I always think it's hilarious when people question WW's testing methods.
Man, I wish I'd seen this thread sooner.
Yeah, I dismissed the guy's argument when he essentially missed the point and simply started regurgitating the things he learned in Physics 101. Chemical energy? What does that have to do with airframe energy retention? E-retention is all about drag, parasitic, and perhaps more importantly the induced drag from performing maneuvers. If during the process of trading potential for kinetic energy (and back again), an aircraft losses less energy, then it has better E-retention.
Perhaps the efficiency of the Ta-152's high-aspect ratio wings reduces induced drag even in level flight enough to account for the effect?
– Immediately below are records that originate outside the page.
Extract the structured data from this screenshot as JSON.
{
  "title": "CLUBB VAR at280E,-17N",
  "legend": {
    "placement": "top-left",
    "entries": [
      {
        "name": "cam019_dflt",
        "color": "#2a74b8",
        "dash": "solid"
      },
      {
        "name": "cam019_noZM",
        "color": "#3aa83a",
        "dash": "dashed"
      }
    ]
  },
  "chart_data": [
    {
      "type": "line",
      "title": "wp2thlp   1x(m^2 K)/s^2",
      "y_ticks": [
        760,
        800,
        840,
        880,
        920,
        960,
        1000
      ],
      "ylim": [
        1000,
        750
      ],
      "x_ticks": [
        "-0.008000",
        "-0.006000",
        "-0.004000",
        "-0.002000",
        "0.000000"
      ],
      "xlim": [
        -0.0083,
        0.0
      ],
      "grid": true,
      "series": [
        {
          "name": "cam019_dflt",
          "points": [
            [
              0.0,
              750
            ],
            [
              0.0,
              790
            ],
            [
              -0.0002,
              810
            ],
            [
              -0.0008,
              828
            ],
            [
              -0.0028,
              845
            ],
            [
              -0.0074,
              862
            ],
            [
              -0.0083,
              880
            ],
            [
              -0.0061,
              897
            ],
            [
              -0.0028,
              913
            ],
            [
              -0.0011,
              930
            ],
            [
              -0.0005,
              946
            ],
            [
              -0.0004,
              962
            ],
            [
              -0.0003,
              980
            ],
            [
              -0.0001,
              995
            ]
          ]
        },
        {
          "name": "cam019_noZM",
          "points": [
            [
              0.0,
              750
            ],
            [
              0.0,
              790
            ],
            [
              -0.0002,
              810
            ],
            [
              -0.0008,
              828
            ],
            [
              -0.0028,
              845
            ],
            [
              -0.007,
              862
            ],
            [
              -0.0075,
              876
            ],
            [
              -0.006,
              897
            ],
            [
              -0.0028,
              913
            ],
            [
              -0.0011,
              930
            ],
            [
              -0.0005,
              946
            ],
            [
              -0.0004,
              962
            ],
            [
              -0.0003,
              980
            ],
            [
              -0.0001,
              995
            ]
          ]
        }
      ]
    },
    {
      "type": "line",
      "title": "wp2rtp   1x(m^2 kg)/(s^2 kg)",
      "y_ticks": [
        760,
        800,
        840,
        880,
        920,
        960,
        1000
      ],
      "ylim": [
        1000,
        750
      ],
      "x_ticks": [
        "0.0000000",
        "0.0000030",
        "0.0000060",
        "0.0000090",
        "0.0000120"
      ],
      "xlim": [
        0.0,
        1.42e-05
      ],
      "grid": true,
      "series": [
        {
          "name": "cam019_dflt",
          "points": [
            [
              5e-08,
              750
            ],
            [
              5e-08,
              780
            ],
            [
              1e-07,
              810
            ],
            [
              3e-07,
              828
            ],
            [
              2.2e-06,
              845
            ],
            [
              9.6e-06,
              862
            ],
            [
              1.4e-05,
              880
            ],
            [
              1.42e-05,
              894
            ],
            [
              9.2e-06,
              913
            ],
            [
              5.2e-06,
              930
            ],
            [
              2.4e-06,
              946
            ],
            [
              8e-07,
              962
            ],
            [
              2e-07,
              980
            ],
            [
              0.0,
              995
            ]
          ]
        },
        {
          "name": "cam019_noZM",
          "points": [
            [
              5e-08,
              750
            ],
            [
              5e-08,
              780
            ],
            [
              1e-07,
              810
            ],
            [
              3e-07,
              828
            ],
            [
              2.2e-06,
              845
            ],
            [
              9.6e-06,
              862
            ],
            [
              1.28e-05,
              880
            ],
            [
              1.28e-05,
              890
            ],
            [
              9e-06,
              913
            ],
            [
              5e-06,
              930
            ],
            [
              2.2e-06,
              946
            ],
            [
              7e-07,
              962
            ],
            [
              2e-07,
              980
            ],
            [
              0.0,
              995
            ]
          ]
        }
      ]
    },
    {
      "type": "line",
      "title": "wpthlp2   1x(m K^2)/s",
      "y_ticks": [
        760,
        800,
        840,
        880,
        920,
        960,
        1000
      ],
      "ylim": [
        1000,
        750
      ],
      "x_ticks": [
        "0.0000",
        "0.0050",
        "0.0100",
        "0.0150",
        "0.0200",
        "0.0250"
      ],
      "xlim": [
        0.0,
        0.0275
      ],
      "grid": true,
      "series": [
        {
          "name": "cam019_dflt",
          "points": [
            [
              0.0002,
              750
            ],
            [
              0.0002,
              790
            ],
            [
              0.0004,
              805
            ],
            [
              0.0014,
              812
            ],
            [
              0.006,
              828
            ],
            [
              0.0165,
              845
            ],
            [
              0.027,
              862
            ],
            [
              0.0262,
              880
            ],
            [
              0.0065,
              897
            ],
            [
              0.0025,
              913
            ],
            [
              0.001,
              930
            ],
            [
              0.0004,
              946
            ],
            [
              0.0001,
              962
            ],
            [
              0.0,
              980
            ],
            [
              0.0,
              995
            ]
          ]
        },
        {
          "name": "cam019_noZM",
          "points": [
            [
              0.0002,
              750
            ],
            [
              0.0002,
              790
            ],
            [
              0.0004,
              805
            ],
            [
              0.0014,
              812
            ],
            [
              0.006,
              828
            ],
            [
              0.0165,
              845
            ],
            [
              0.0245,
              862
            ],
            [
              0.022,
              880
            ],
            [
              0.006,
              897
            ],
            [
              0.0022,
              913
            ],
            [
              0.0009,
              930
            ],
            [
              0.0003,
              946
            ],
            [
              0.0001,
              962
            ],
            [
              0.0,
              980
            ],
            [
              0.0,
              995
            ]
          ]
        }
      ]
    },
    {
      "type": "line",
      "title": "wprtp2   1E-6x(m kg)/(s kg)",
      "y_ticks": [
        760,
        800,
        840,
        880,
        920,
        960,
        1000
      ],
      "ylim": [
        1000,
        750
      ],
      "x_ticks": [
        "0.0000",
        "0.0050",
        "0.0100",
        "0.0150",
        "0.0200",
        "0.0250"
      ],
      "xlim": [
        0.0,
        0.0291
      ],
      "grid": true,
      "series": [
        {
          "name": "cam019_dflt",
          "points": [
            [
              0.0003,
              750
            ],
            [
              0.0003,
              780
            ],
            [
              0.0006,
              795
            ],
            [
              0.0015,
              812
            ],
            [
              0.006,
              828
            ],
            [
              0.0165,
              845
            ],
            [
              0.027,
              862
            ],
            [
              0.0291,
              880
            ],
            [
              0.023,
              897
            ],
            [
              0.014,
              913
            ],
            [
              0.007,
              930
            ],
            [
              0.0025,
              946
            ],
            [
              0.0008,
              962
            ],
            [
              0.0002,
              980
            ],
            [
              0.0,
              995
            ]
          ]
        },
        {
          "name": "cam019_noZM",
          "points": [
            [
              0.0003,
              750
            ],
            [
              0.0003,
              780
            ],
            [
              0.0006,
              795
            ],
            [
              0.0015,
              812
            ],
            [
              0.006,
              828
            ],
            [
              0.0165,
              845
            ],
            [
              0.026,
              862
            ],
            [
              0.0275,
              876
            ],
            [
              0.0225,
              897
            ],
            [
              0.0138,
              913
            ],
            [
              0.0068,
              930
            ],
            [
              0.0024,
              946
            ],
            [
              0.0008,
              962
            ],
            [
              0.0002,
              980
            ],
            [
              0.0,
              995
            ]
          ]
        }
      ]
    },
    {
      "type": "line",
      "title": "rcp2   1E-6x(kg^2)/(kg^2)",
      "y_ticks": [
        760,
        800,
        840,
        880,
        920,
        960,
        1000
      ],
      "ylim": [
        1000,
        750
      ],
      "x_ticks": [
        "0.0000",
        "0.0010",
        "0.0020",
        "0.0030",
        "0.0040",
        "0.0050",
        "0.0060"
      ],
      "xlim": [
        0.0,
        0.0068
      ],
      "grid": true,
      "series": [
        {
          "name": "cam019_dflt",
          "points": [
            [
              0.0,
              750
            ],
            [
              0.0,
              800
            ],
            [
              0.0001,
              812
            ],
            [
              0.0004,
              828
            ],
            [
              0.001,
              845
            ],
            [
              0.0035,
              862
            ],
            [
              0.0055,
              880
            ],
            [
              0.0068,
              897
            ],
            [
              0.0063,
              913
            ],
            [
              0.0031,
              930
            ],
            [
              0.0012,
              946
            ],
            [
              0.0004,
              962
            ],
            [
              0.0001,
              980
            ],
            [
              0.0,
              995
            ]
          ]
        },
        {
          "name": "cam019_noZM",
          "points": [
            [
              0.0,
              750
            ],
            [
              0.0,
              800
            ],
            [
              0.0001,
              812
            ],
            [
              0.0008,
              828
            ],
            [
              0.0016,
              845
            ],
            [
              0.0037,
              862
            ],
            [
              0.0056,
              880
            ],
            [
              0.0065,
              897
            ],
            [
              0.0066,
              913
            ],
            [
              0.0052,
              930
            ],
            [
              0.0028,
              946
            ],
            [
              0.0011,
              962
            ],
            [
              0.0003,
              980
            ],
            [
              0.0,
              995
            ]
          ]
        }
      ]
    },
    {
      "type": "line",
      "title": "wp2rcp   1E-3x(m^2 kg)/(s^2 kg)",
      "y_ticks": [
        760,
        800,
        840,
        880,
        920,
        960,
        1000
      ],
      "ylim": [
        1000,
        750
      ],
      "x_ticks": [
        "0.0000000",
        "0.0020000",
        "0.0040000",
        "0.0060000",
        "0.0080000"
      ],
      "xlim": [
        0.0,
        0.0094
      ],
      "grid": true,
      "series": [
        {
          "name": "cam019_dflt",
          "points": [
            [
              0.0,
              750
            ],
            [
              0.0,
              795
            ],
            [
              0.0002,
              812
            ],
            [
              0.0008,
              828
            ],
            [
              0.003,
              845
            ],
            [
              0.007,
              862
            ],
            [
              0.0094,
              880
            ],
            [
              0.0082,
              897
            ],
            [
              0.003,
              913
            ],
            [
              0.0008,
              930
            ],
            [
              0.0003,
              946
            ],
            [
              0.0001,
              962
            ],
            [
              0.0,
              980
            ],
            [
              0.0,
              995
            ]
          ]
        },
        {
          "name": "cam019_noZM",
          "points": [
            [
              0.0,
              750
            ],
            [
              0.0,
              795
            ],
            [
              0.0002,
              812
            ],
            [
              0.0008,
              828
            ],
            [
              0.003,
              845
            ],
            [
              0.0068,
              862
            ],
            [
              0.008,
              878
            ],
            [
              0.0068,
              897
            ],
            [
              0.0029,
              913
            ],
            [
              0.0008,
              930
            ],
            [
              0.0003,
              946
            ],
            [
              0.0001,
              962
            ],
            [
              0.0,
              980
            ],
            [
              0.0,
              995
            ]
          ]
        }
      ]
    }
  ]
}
Perhaps the fuselage of the Ta-152 is somewhat more streamlined than the D9, or you tested the Ta-152 with a higher gross weight than the D9 was carrying?
But these are only guesses.
I would expect the Ta-152's longer fuselage to have slightly less drag. I'm thinking you may be right about the Ta's higher aspect ratio wing. The lower induced drag certainly appears to outweigh the increased parasitic drag.
Of course this all assumes that HTC has modelled the Ta accurately.
Widewing,
Have you considered a follow-on test where you recorded velocity loss following a constant g climb? If one were to accelerate to 400 kts @ 5000ft, then measure the final velocity following a (power off) constant g climb (say 3g's) to a higher altitude (say 10,000ft), it might tell us something about E-loss due to induced drag at higher angles of attack (as well as due to elevator deflection). Just a thought.